The clock ambiguity problem: extended or extinguished?

Abstract

I show that the clock ambiguity cannot be solved by a purely relational condition like the noninteraction condition, and it is even stronger, extending to evolution laws. The ambiguity is solved by specifying the physical meaning of observables. Page and Wootters (1983) showed how time and dynamics can emerge from entanglement within a stationary quantum system containing a clock. The clock ambiguity problem is that, from a purely relational stance and without fixing a clock-world split, the emergence is ambiguous, resulting in any possible history (Albrecht 1995). I show that the ambiguity is stronger than previously recognized. Under the relational stance, it extends from histories to the evolution laws themselves. The spectrum of any ideal clock uniformizes the spectra of the world's evolution operators, leaving only the dimension of the Hilbert spaces as invariant information.

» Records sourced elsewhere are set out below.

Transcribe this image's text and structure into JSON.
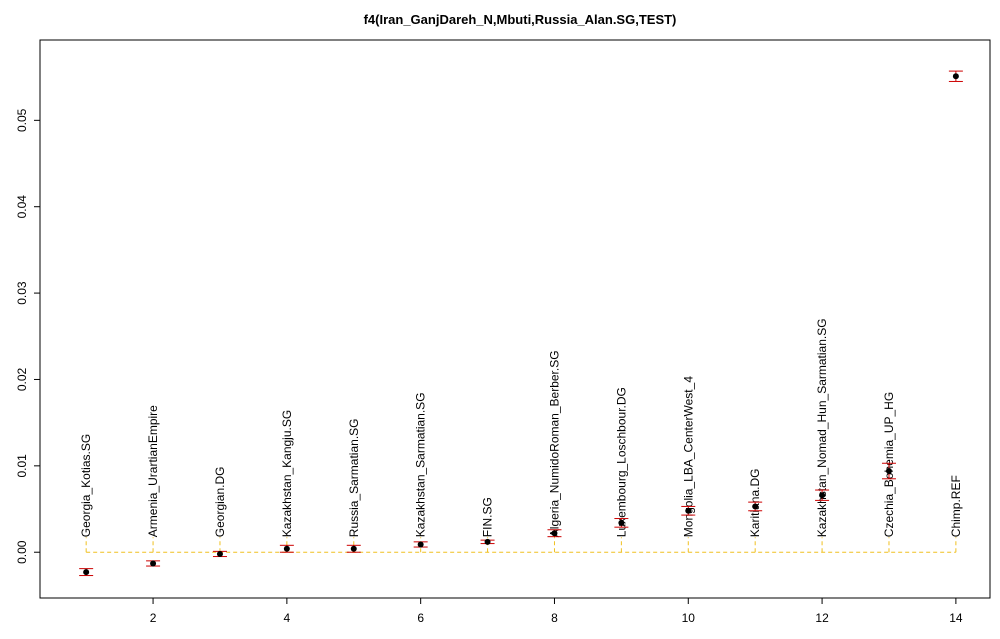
{
  "chart_data": {
    "type": "errorbar",
    "title": "f4(Iran_GanjDareh_N,Mbuti,Russia_Alan.SG,TEST)",
    "x": [
      1,
      2,
      3,
      4,
      5,
      6,
      7,
      8,
      9,
      10,
      11,
      12,
      13,
      14
    ],
    "categories": [
      "Georgia_Kotias.SG",
      "Armenia_UrartianEmpire",
      "Georgian.DG",
      "Kazakhstan_Kangju.SG",
      "Russia_Sarmatian.SG",
      "Kazakhstan_Sarmatian.SG",
      "FIN.SG",
      "Algeria_NumidoRoman_Berber.SG",
      "Luxembourg_Loschbour.DG",
      "Mongolia_LBA_CenterWest_4",
      "Karitiana.DG",
      "Kazakhstan_Nomad_Hun_Sarmatian.SG",
      "Czechia_Bohemia_UP_HG",
      "Chimp.REF"
    ],
    "values": [
      -0.0023,
      -0.0013,
      -0.0002,
      0.0004,
      0.0004,
      0.0009,
      0.0012,
      0.0022,
      0.0034,
      0.0048,
      0.0053,
      0.0066,
      0.0094,
      0.0551
    ],
    "errors": [
      0.0004,
      0.0003,
      0.0003,
      0.0004,
      0.0004,
      0.0003,
      0.0002,
      0.0004,
      0.0005,
      0.0005,
      0.0005,
      0.0006,
      0.0009,
      0.0006
    ],
    "color": "#000000",
    "error_color": "#cc0000",
    "reference_color": "#f0c020",
    "xlim": [
      0.31,
      14.51
    ],
    "ylim": [
      -0.0053,
      0.0593
    ],
    "xticks": [
      2,
      4,
      6,
      8,
      10,
      12,
      14
    ],
    "yticks": [
      {
        "value": 0,
        "label": "0.00"
      },
      {
        "value": 0.01,
        "label": "0.01"
      },
      {
        "value": 0.02,
        "label": "0.02"
      },
      {
        "value": 0.03,
        "label": "0.03"
      },
      {
        "value": 0.04,
        "label": "0.04"
      },
      {
        "value": 0.05,
        "label": "0.05"
      }
    ]
  }
}
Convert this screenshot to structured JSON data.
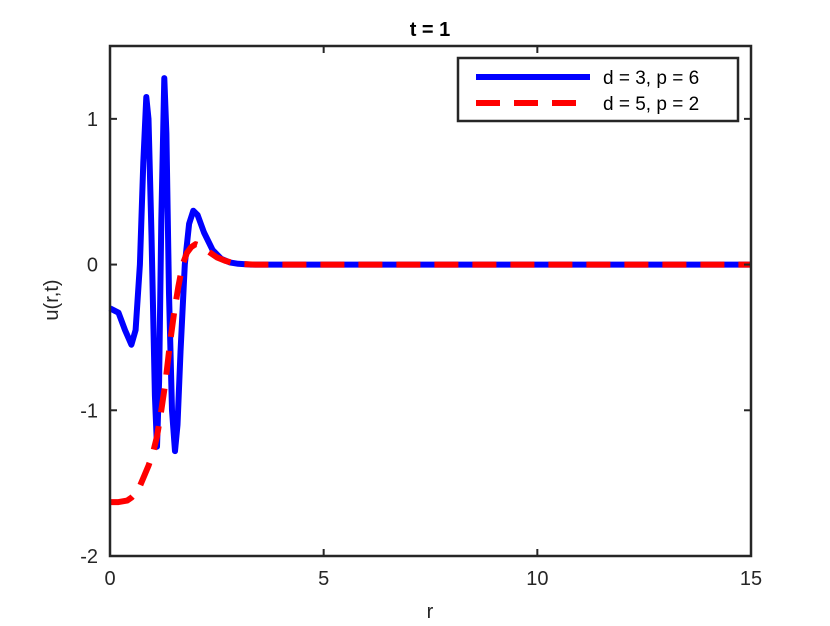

Fixing the clock-world split can solve the ambiguity, but this would block spacetime symmetries. One might want to remove the ambiguity up to a unitary equivalence by imposing noninteraction, as in Marletto and Vedral (2017). But once the clock spectrum uniformizes the world spectrum, unitary equivalence becomes too coarse to distinguish any two possible world dynamics, which is the result proved here. Thus a purely relational condition such as noninteraction is insufficient. Nor can all different decompositions be regarded as equally valid perspectives, since then records would not be correlated with the events they record, and empirical knowledge would be impossible. The resolution is therefore not to embrace the ambiguity, but to recognize what a bare reading of the Page-Wootters structure omits: the physical meaning of the operators.